Enhance inline documentation. Set compute_dtype=float32 by default.

artbataev · artbataev · commit 67d32eb1bcc9 · 2025-09-26T00:32:59.000+04:00
Signed-off-by: Vladimir Bataev &lt;vbataev@nvidia.com&gt;
diff --git a/examples/asr/asr_cache_aware_streaming/speech_to_text_cache_aware_streaming_infer.py b/examples/asr/asr_cache_aware_streaming/speech_to_text_cache_aware_streaming_infer.py
@@ -23,7 +23,7 @@
 
 ## To evaluate a model in cache-aware streaming mode on a single audio file:
 
-python speech_to_text_streaming_infer.py \
+python speech_to_text_cache_aware_streaming_infer.py \
     model_path=asr_model.nemo \
     audio_file=audio_file.wav \
     compare_vs_offline=true \
@@ -32,20 +32,37 @@
 
 ## To evaluate a model in cache-aware streaming mode on a manifest file:
 
-python speech_to_text_streaming_infer.py \
+python speech_to_text_cache_aware_streaming_infer.py \
     model_path=asr_model.nemo \
     dataset_manifest=manifest_file.json \
     batch_size=16 \
     compare_vs_offline=true \
     amp=true \
     debug_mode=true
 
+## It is also possible to use phrase boosting or external LM with cache-aware models:
+
+python speech_to_text_cache_aware_streaming_infer.py \
+    model_path=asr_model.nemo \
+    dataset_manifest=manifest_file.json \
+    batch_size=16 \
+    rnnt_decoding.greedy.boosting_tree.key_phrases_file=key_words_list.txt \
+    rnnt_decoding.greedy.boosting_tree_alpha=1.0 \
+    rnnt_decoding.greedy.ngram_lm_model=lm_model.nemo \
+    rnnt_decoding.greedy.ngram_lm_model=0.5 \
+    compare_vs_offline=true \
+    amp=true \
+    debug_mode=true
+
 You may drop the 'debug_mode' and 'compare_vs_offline' to speedup the streaming evaluation.
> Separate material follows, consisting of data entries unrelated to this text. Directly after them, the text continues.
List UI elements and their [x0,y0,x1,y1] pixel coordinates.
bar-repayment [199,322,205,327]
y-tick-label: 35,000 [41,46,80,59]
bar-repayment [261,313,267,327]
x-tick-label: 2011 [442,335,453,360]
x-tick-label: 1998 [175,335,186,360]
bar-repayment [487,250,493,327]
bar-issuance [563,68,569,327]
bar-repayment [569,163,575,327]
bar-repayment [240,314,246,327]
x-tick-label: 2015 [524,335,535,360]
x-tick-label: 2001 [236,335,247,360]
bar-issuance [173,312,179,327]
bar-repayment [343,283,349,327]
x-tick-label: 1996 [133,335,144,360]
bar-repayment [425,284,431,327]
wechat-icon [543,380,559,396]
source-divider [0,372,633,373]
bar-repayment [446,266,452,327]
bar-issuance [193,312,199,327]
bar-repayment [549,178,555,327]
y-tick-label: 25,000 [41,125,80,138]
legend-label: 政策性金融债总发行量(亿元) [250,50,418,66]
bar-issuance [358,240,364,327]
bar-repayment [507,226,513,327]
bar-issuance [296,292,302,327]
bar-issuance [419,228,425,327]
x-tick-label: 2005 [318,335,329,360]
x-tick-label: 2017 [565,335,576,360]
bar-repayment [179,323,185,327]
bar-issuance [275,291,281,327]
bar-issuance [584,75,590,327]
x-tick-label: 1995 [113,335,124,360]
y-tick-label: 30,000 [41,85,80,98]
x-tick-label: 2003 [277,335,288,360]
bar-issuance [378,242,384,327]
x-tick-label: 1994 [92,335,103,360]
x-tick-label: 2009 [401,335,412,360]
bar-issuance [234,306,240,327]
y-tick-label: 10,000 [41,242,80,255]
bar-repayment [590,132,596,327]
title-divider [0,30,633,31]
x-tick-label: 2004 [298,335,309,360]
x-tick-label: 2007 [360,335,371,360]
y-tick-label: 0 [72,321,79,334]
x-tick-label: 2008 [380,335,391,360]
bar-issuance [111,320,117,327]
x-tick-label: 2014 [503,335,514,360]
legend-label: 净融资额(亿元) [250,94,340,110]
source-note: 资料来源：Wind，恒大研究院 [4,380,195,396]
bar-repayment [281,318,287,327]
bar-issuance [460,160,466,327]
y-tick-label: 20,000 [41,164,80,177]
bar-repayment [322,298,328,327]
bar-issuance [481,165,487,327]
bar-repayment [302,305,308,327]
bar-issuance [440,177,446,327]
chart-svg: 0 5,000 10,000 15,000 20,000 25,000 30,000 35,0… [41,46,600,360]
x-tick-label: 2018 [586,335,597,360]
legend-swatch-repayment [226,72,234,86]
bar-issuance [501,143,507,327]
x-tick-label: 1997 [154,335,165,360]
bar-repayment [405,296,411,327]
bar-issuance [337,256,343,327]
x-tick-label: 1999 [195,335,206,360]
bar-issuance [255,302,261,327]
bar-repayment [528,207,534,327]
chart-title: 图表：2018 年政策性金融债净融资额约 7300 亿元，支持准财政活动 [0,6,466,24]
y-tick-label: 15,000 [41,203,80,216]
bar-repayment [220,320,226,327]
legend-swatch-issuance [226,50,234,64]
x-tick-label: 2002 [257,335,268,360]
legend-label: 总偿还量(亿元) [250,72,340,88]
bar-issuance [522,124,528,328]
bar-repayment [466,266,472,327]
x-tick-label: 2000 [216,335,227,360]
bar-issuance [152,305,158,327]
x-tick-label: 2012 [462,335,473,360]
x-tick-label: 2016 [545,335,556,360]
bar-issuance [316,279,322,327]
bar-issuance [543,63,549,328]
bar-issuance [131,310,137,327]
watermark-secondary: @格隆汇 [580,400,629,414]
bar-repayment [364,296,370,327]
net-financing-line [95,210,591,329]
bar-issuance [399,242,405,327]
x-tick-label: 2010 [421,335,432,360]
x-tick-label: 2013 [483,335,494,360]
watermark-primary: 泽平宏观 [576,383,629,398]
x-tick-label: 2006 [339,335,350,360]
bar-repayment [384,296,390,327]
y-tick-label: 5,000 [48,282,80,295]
 If compare_vs_offline is not used, then significantly larger batch_size can be used.
 Setting `pad_and_drop_preencoded` would perform the caching for all steps including the first step.
 It may result in slightly different outputs from the sub-sampling module compared to offline mode for some techniques like striding and sw_striding.
 Enabling it would make it easier to export the model to ONNX.
 
+For customization details (phrases list, n-gram LM) see details in the documentation:
+https://docs.nvidia.com/nemo-framework/user-guide/latest/nemotoolkit/asr/asr_language_modeling_and_customization.html
+
 ## Hybrid ASR models
 For Hybrid ASR models which have two decoders, you may select the decoder by decoder_type DECODER_TYPE, where DECODER_TYPE can be "ctc" or "rnnt".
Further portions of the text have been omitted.